Trade Mark LAMBRETTA

Marchio Lambretta decaduto per non uso

Trade Mark LAMBRETTA

Court of Justice: Orders, Judgements and Preliminary Rulings Case C-577/14P; Brandconcern BV v EUIPO and Scooters India Ltd; Judgment of 16 February 2017.

RESULT: Action dismissed

KEYWORDS: Proof of use, Extent of use

FACTS: The intervener was the proprietor of EU trade mark LAMBRETTA, registered by EUIPO on 6 August 2002 for, inter alia, ‘vehicles; apparatus for locomotion by land, air or water’ in Class 12.

The applicant requested the revocation of the trade mark for lack of genuine use pursuant to Article 51(1)(a) and (2) EUTMR.

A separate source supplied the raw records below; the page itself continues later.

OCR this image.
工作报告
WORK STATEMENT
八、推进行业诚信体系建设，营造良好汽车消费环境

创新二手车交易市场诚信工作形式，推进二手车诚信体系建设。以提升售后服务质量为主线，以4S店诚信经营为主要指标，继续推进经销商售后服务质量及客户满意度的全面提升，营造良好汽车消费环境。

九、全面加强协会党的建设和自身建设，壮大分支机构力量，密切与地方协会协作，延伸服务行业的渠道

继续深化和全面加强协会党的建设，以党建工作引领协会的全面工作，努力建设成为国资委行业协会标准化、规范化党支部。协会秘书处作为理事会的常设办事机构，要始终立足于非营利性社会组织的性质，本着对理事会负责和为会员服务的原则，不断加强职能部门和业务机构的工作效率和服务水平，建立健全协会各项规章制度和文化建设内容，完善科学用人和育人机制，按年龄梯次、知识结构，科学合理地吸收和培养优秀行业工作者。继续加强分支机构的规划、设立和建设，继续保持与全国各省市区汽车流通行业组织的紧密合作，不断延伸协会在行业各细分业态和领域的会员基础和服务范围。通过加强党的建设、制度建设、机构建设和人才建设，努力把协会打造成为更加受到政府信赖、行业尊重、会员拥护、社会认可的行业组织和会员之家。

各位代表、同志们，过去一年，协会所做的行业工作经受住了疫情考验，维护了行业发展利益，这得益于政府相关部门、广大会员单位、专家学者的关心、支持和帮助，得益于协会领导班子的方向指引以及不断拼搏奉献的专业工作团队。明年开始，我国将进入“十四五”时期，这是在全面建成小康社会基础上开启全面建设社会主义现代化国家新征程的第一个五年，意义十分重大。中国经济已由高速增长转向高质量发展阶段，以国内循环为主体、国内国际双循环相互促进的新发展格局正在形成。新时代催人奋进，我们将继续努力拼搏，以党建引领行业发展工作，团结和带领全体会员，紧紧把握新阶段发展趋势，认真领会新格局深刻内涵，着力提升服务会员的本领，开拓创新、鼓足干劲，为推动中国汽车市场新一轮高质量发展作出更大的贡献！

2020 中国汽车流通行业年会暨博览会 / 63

The Cancellation Division (CD) partially upheld the application and revoked the trade mark LAMBRETTA in respect of the goods in Class 12.

The Board of Appeal (BoA) dismissed the EUTM proprietor’s appeal, applying the so called ‘literal approach’ to Class headings.

Since the evidence of use submitted by Scooters India was limited to the sale of spare parts (and not to vehicles or apparatus for locomotion), the BoA found that ‘it cannot be inferred from the sale of spare parts that [Scooters India] has also manufactured and sold … any vehicle’.

The EUTM proprietor filed an action before the General Court (GC) alleging infringement of Article 51(2) EUTMR.

The GC upheld the appeal and found that, even if spare parts for scooters did not actually appear in the alphabetical list of goods in Class 12, the BoA had to examine whether or not there had been genuine use of that mark in respect of the many fittings and parts listed therein.

The revocation applicant filed an action before the Court of Justice of the European Union (CJ) seeking the annulment of the GC judgment on the basis that there was no temporary limitation of the effects of the IP Translator judgment (IPT).

The CJ dismissed the appeal.

EUTM LAMBRETTA SUBSTANCE: The CJ referred to paragraph 61 of IPT judgment, where it was established that if the applicant for a trade mark uses the heading of a particular class of the Nice Agreement to identify the goods and services covered by the mark applied for, it must be specify whether the application for registration is intended to cover all the goods or services included in the alphabetical list or only some of them (para. 28).

In this regard, the CJ upheld the Office submission that IPT did not concern the proprietors of registered trade marks, but solely applicants for trade marks (para. 29).

Therefore, the rule set out in paragraph 61 of IPT is not applicable to the registration of the trade mark LAMBRETTA, which took place before the delivery of IP Translator judgement (para. 31).

Consequently, the CJ considered that the GC was not wrong in finding that the words ‘vehicles; apparatus for locomotion by land, air or water’ in the trade mark application filed on 7 February 2000 must be interpreted as seeking to protect the mark LAMBRETTA in respect of all the goods in the alphabetical list in Class 12 (para. 32).

The CJ also upheld the Office’s practice regarding Class Headings, namely Communications No 4/03 and 2(12) (paras. 31 and 32).